Terminal velocity is defined as the constant - and maximum - velocity that a free-falling object attains as it falls through a particular medium (like air, water, or even honey!)
Now, constant velocity here implies that we’re talking about a specific scenario in which a falling object is moving with zero acceleration. And since F = ma, this means resultant force is also zero.
Keep note of our verbiage here: the resultant force acting on the object is zero, but that does not mean that there are no forces acting on it! In fact, there are precisely two forces acting on an object that falls freely: it’s weight and a resistive force offered by the medium, which by nature acts in the opposite direction.

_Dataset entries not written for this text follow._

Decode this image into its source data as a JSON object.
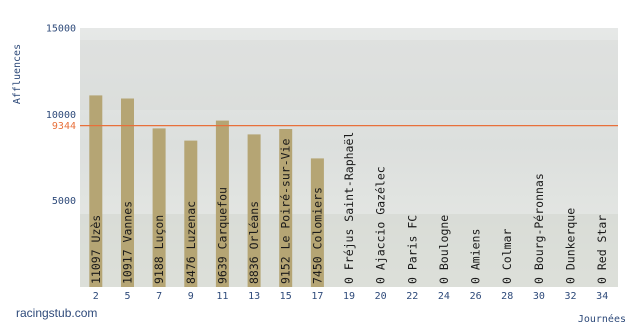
{
  "chart_data": {
    "type": "bar",
    "ylabel": "Affluences",
    "xlabel": "Journées",
    "ylim": [
      0,
      15000
    ],
    "yticks": [
      "5000",
      "10000",
      "15000"
    ],
    "categories": [
      "2",
      "5",
      "7",
      "9",
      "11",
      "13",
      "15",
      "17",
      "19",
      "20",
      "22",
      "24",
      "26",
      "28",
      "30",
      "32",
      "34"
    ],
    "values": [
      11097,
      10917,
      9188,
      8476,
      9639,
      8836,
      9152,
      7450,
      0,
      0,
      0,
      0,
      0,
      0,
      0,
      0,
      0
    ],
    "bar_labels": [
      "11097 Uzès",
      "10917 Vannes",
      "9188 Luçon",
      "8476 Luzenac",
      "9639 Carquefou",
      "8836 Orléans",
      "9152 Le Poiré-sur-Vie",
      "7450 Colomiers",
      "0 Fréjus Saint-Raphaël",
      "0 Ajaccio Gazélec",
      "0 Paris FC",
      "0 Boulogne",
      "0 Amiens",
      "0 Colmar",
      "0 Bourg-Péronnas",
      "0 Dunkerque",
      "0 Red Star"
    ],
    "reference_line": {
      "value": 9344,
      "label": "9344",
      "color": "#e8703a"
    },
    "bar_color": "#b5a574",
    "grid": false
  },
  "watermark": "racingstub.com"
}
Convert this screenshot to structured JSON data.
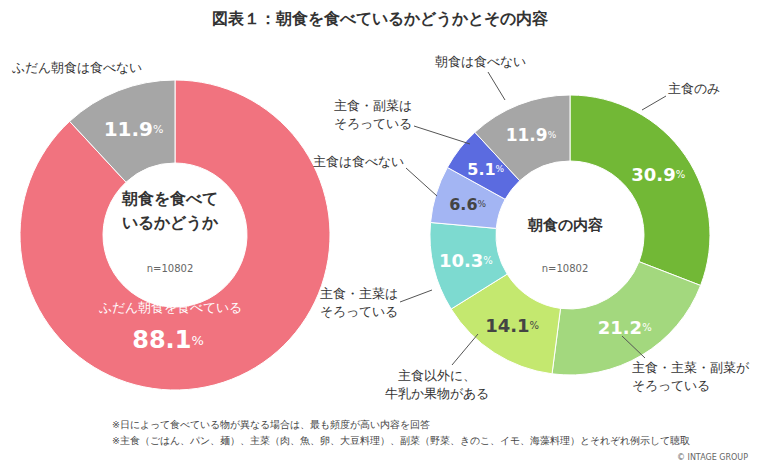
{
  "title": "図表１：朝食を食べているかどうかとその内容",
  "chart_data": [
    {
      "type": "donut",
      "center_text": "朝食を食べて\nいるかどうか",
      "center_note": "n=10802",
      "categories": [
        "ふだん朝食を食べている",
        "ふだん朝食は食べない"
      ],
      "values": [
        88.1,
        11.9
      ],
      "value_labels": [
        "88.1%",
        "11.9%"
      ],
      "colors": [
        "#f1737f",
        "#a6a6a6"
      ],
      "data_labels": true
    },
    {
      "type": "donut",
      "center_text": "朝食の内容",
      "center_note": "n=10802",
      "categories": [
        "主食のみ",
        "主食・主菜・副菜が\nそろっている",
        "主食以外に、\n牛乳か果物がある",
        "主食・主菜は\nそろっている",
        "主食は食べない",
        "主食・副菜は\nそろっている",
        "朝食は食べない"
      ],
      "values": [
        30.9,
        21.2,
        14.1,
        10.3,
        6.6,
        5.1,
        11.9
      ],
      "value_labels": [
        "30.9%",
        "21.2%",
        "14.1%",
        "10.3%",
        "6.6%",
        "5.1%",
        "11.9%"
      ],
      "colors": [
        "#72b836",
        "#a3d87e",
        "#c4e86f",
        "#7ddad0",
        "#a3b5f3",
        "#5b6be0",
        "#a6a6a6"
      ],
      "data_labels": true
    }
  ],
  "notes": [
    "※日によって食べている物が異なる場合は、最も頻度が高い内容を回答",
    "※主食（ごはん、パン、麺）、主菜（肉、魚、卵、大豆料理）、副菜（野菜、きのこ、イモ、海藻料理）とそれぞれ例示して聴取"
  ],
  "credit": "© INTAGE GROUP"
}
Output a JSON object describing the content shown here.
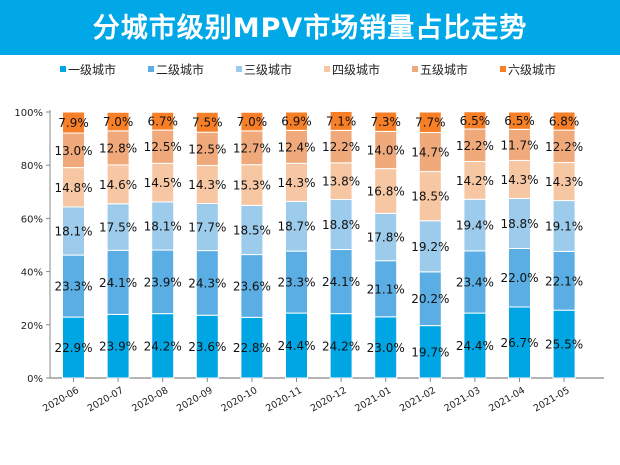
{
  "chart_data": {
    "type": "bar",
    "stacked": true,
    "title": "分城市级别MPV市场销量占比走势",
    "categories": [
      "2020-06",
      "2020-07",
      "2020-08",
      "2020-09",
      "2020-10",
      "2020-11",
      "2020-12",
      "2021-01",
      "2021-02",
      "2021-03",
      "2021-04",
      "2021-05"
    ],
    "series": [
      {
        "name": "一级城市",
        "color": "#00a6e4",
        "values": [
          22.9,
          23.9,
          24.2,
          23.6,
          22.8,
          24.4,
          24.2,
          23.0,
          19.7,
          24.4,
          26.7,
          25.5
        ]
      },
      {
        "name": "二级城市",
        "color": "#5aaee3",
        "values": [
          23.3,
          24.1,
          23.9,
          24.3,
          23.6,
          23.3,
          24.1,
          21.1,
          20.2,
          23.4,
          22.0,
          22.1
        ]
      },
      {
        "name": "三级城市",
        "color": "#9ccbec",
        "values": [
          18.1,
          17.5,
          18.1,
          17.7,
          18.5,
          18.7,
          18.8,
          17.8,
          19.2,
          19.4,
          18.8,
          19.1
        ]
      },
      {
        "name": "四级城市",
        "color": "#f7c6a3",
        "values": [
          14.8,
          14.6,
          14.5,
          14.3,
          15.3,
          14.3,
          13.8,
          16.8,
          18.5,
          14.2,
          14.3,
          14.3
        ]
      },
      {
        "name": "五级城市",
        "color": "#f0a97a",
        "values": [
          13.0,
          12.8,
          12.5,
          12.5,
          12.7,
          12.4,
          12.2,
          14.0,
          14.7,
          12.2,
          11.7,
          12.2
        ]
      },
      {
        "name": "六级城市",
        "color": "#f77f27",
        "values": [
          7.9,
          7.0,
          6.7,
          7.5,
          7.0,
          6.9,
          7.1,
          7.3,
          7.7,
          6.5,
          6.5,
          6.8
        ]
      }
    ],
    "yticks": [
      "0%",
      "20%",
      "40%",
      "60%",
      "80%",
      "100%"
    ],
    "ylim": [
      0,
      100
    ],
    "legend": "top",
    "grid": false
  }
}
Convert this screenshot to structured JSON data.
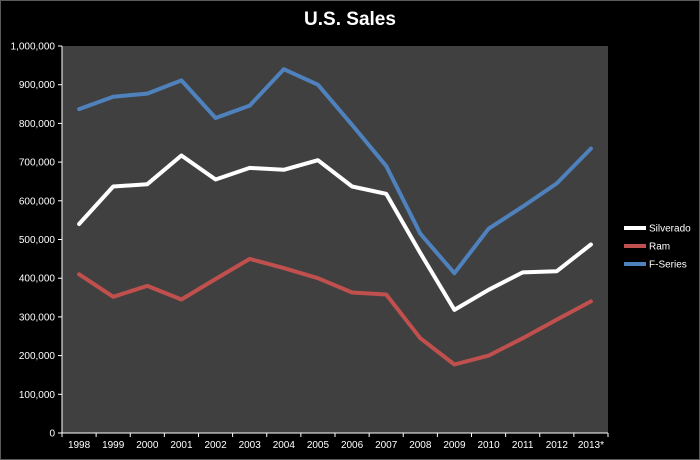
{
  "chart_data": {
    "type": "line",
    "title": "U.S. Sales",
    "xlabel": "",
    "ylabel": "",
    "categories": [
      "1998",
      "1999",
      "2000",
      "2001",
      "2002",
      "2003",
      "2004",
      "2005",
      "2006",
      "2007",
      "2008",
      "2009",
      "2010",
      "2011",
      "2012",
      "2013*"
    ],
    "ylim": [
      0,
      1000000
    ],
    "yticks": [
      "0",
      "100,000",
      "200,000",
      "300,000",
      "400,000",
      "500,000",
      "600,000",
      "700,000",
      "800,000",
      "900,000",
      "1,000,000"
    ],
    "ytick_values": [
      0,
      100000,
      200000,
      300000,
      400000,
      500000,
      600000,
      700000,
      800000,
      900000,
      1000000
    ],
    "grid": false,
    "legend_position": "right",
    "plot_background": "#404040",
    "series": [
      {
        "name": "Silverado",
        "color": "#ffffff",
        "values": [
          540000,
          637000,
          643000,
          717000,
          655000,
          685000,
          680000,
          705000,
          637000,
          618000,
          465000,
          318000,
          370000,
          415000,
          418000,
          487000
        ]
      },
      {
        "name": "Ram",
        "color": "#c0504d",
        "values": [
          410000,
          352000,
          380000,
          345000,
          398000,
          450000,
          426000,
          400000,
          363000,
          358000,
          245000,
          177000,
          200000,
          245000,
          293000,
          340000
        ]
      },
      {
        "name": "F-Series",
        "color": "#4f81bd",
        "values": [
          837000,
          869000,
          877000,
          911000,
          814000,
          846000,
          940000,
          900000,
          796000,
          690000,
          515000,
          413000,
          528000,
          585000,
          645000,
          735000
        ]
      }
    ]
  }
}
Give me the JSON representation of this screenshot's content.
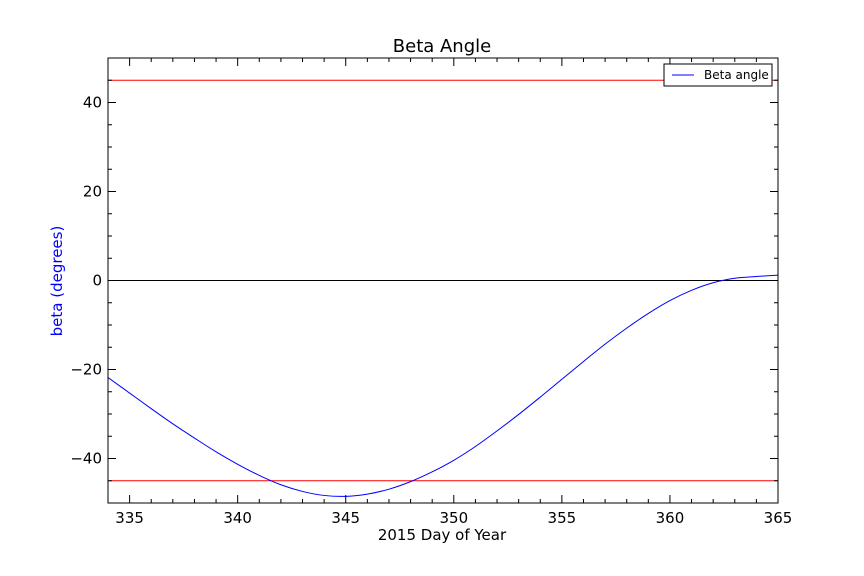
{
  "chart_data": {
    "type": "line",
    "title": "Beta Angle",
    "xlabel": "2015 Day of Year",
    "ylabel": "beta (degrees)",
    "xlim": [
      334,
      365
    ],
    "ylim": [
      -50,
      50
    ],
    "x_ticks": [
      335,
      340,
      345,
      350,
      355,
      360,
      365
    ],
    "y_ticks": [
      -40,
      -20,
      0,
      20,
      40
    ],
    "y_tick_labels": [
      "−40",
      "−20",
      "0",
      "20",
      "40"
    ],
    "grid": false,
    "legend_position": "top-right",
    "series": [
      {
        "name": "Beta angle",
        "color": "#0000ff",
        "x": [
          334,
          335,
          336,
          337,
          338,
          339,
          340,
          341,
          342,
          343,
          344,
          345,
          346,
          347,
          348,
          349,
          350,
          351,
          352,
          353,
          354,
          355,
          356,
          357,
          358,
          359,
          360,
          361,
          362,
          363,
          364,
          365
        ],
        "y": [
          -21.8,
          -25.3,
          -28.8,
          -32.2,
          -35.4,
          -38.5,
          -41.3,
          -43.8,
          -45.9,
          -47.4,
          -48.3,
          -48.5,
          -48.0,
          -46.9,
          -45.2,
          -43.0,
          -40.4,
          -37.3,
          -33.8,
          -30.1,
          -26.2,
          -22.2,
          -18.2,
          -14.3,
          -10.7,
          -7.4,
          -4.5,
          -2.2,
          -0.5,
          0.5,
          0.9,
          1.2
        ]
      }
    ],
    "reference_lines": [
      {
        "y": 45,
        "color": "#ff0000"
      },
      {
        "y": -45,
        "color": "#ff0000"
      },
      {
        "y": 0,
        "color": "#000000"
      }
    ],
    "ylabel_color": "#0000ff"
  }
}
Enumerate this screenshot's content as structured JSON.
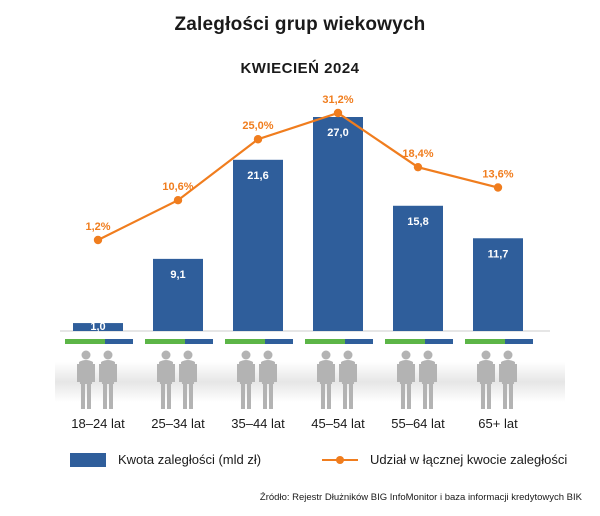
{
  "title": "Zaległości grup wiekowych",
  "subtitle": "KWIECIEŃ 2024",
  "chart_data": {
    "type": "bar",
    "categories": [
      "18–24 lat",
      "25–34 lat",
      "35–44 lat",
      "45–54 lat",
      "55–64 lat",
      "65+ lat"
    ],
    "series": [
      {
        "name": "Kwota zaległości (mld zł)",
        "type": "bar",
        "values": [
          1.0,
          9.1,
          21.6,
          27.0,
          15.8,
          11.7
        ],
        "labels": [
          "1,0",
          "9,1",
          "21,6",
          "27,0",
          "15,8",
          "11,7"
        ],
        "color": "#2f5e9b"
      },
      {
        "name": "Udział w łącznej kwocie zaległości",
        "type": "line",
        "values": [
          1.2,
          10.6,
          25.0,
          31.2,
          18.4,
          13.6
        ],
        "labels": [
          "1,2%",
          "10,6%",
          "25,0%",
          "31,2%",
          "18,4%",
          "13,6%"
        ],
        "color": "#f07d1e"
      }
    ],
    "legend_placement": "bottom",
    "grid": false
  },
  "legend": {
    "bar_label": "Kwota zaległości (mld zł)",
    "line_label": "Udział w łącznej kwocie zaległości"
  },
  "source": "Źródło: Rejestr Dłużników BIG InfoMonitor i baza informacji kredytowych BIK",
  "colors": {
    "bar": "#2f5e9b",
    "line": "#f07d1e",
    "stripe_green": "#5cb547",
    "stripe_blue": "#2f5e9b",
    "figure": "#b3b3b3"
  }
}
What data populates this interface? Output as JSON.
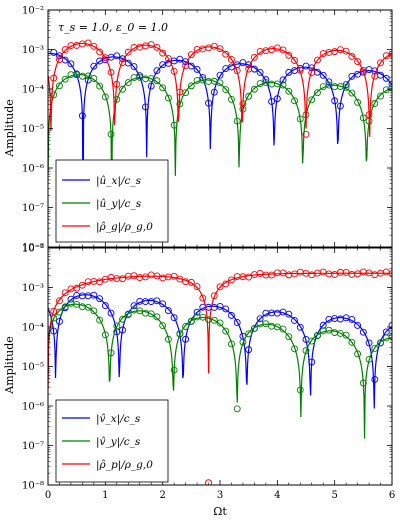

Weight in itself is dependent on the mass of the object (since W = mg), and so we expect that to remain unchanged as the object falls from rest due to its weight, but the resistive force acting on it will change. As the object picks up velocity, resistive force also keeps on increasing. Since resultant force F = W - R, then we can see F will steadily decrease, ultimately causing it’s acceleration to decrease too:
Keep in mind that while the acceleration itself is decreasing, the velocity is steadily increasing throughout! Just to put it into perspective: the velocity is continuously increasing, but the change in velocity over each equal interval of time is decreasing. (an example: suppose the velocity of a free-falling object was increasing from 5 m/s to 10 m/s in the first 10 seconds, but in the next 10 seconds, it increases from 10 m/s to just 12 m/s - there’s still an appreciable increase, but a lesser one!)